Anticipating an objection that larger constituencies would mean worse service for constituents, Johnson assures us that private “[c]ompanies regularly downsize their workforces but achieve the same outputs.” Of course corporate “outputs” aren’t the same thing as customer service, as anyone who has spent time waiting to be connected to an overseas call centre can tell you. 

But I am not just here to shoot down a proposal, especially one that is already dead on arrival. I have, wait for it, my own “bold new idea.” Let’s go the other way and increase the size of the House of Commons. 

Doubling the number of MPs would be procedurally simple—we could just split each existing riding and not have to worry about constitutional futilities.

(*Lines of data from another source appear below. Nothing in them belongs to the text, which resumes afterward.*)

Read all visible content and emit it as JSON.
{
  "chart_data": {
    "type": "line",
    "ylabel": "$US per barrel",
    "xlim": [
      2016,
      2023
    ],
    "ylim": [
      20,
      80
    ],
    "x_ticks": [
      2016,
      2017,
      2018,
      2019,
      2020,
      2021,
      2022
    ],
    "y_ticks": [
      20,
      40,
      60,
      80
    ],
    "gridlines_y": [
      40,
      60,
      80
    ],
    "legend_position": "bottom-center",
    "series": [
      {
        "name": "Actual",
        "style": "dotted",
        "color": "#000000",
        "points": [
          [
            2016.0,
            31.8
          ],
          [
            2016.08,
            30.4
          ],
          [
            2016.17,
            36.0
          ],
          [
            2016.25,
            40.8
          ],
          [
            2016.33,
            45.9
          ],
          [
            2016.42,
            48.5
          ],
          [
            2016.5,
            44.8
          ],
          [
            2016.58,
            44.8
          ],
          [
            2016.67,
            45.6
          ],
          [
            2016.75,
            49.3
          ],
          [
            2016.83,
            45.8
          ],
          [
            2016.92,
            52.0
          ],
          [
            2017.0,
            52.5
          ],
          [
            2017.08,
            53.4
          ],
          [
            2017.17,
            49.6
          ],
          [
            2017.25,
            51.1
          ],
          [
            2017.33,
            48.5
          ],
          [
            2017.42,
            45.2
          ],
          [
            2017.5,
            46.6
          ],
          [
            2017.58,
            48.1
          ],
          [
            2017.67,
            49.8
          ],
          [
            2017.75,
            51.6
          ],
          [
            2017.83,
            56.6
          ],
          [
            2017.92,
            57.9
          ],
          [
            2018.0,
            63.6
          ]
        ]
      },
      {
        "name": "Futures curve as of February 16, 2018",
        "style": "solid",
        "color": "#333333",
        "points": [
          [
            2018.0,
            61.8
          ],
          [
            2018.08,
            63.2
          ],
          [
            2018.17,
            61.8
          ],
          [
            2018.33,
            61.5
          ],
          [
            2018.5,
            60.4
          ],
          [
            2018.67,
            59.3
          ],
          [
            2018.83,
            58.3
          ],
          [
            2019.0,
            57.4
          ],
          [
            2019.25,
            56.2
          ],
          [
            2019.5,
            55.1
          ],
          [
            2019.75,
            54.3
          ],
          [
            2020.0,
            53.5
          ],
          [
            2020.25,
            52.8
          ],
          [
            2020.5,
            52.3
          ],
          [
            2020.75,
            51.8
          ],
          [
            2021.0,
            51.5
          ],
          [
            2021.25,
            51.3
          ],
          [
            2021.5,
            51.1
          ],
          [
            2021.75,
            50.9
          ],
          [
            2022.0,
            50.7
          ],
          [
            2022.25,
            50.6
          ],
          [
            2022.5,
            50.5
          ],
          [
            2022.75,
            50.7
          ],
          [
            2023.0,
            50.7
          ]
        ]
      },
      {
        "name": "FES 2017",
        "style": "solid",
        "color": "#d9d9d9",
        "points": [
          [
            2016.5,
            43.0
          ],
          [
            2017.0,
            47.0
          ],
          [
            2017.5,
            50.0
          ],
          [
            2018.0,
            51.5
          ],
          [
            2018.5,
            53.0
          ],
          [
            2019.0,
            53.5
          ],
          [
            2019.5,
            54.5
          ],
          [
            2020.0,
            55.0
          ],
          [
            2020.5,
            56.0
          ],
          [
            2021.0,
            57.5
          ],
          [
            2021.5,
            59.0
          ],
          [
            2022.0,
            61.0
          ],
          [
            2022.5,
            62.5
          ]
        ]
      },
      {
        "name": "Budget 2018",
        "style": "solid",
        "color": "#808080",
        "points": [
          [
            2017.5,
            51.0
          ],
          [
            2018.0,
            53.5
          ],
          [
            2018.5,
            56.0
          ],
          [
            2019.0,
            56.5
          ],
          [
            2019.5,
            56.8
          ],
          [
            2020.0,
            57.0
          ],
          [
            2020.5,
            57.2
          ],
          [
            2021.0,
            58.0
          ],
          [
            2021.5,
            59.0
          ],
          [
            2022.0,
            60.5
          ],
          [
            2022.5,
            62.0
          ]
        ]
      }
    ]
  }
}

That would exacerbate some distortions of representation, but then the Westminster system has never been fussy about strict adherence to representation by population. Nor, I might add, would it be the first federal make-work scheme for Atlantic Canada, or close to the most wasteful.

We should expect a larger House of Commons to produce better government. One of the open secrets of Canadian politics is the flamboyant incompetence of most federal cabinet ministers. This is not a partisan point. Once you get past the handful of sage and competent ministers in any government, the talent level drops off like a continental shelf. Remember that it took electoral defeat to finally dislodge the cherubically vacuous Maryam Monsef from cabinet. 

The need for diversity in building a cabinet, especially regional diversity, already narrows the choice of ministers considerably. More MPs should increase the chances of quality appointments and reduce the need for tokenism. It’s simple math. Doubling the size of the House of Commons would mean more members in each region for a prime minister to choose from.

In the U.K., with 650 MPs, a prime minister with a majority government has at least 326 MPs from which to choose about 22 cabinet ministers and another 100 junior members of the ministry. The result is a generally (though not uniformly) higher quality of minister. (Yes, the U.K. population is almost double ours, but we are almost 40 times bigger. The constituency farthest from Westminster is Orkney and Shetland, about 1000 km away; the same drive starting in Ottawa and heading West wouldn’t even get you out of Ontario.) 

The flip side of a larger caucus that offers more choices for cabinet is that also leaves more members out of cabinet. That is a good thing for national governance because a large backbench is a restless backbench. In the U.K., having more MPs with little or no chance of cabinet appointment has meant more independence and a stronger sense of collective backbench identity. This comes closer to replicating J.A.G. Griffith’s4“John Aneurin Grey Griffith, FBA (14 October 1918 – 8 May 2010) was a Welsh legal scholar.” idea of a parliament divided into three parts—government, opposition, and backbench—with a government that has to worry as much about members behind it as those across from it.

Johnson worries that more MPs means more “idle hands” creating make-work for themselves, but in the larger British parliament, those idle hands have been put to productive use on much stronger parliamentary committees. This includes genuinely independent and bipartisan specialist committees like the Joint Committee on Human Rights and the Joint Committee on the National Security Strategy, which would be unthinkable in the Canadian parliament.

I understand the instinctive skepticism about what looks like a proposal for larger government. But one lesson I learned working inside government is that more political oversight usually means better government, not necessarily more government. Or to return to the terms of the political menagerie, a bigger House of Commons would mean more watchdogs and fewer sheep.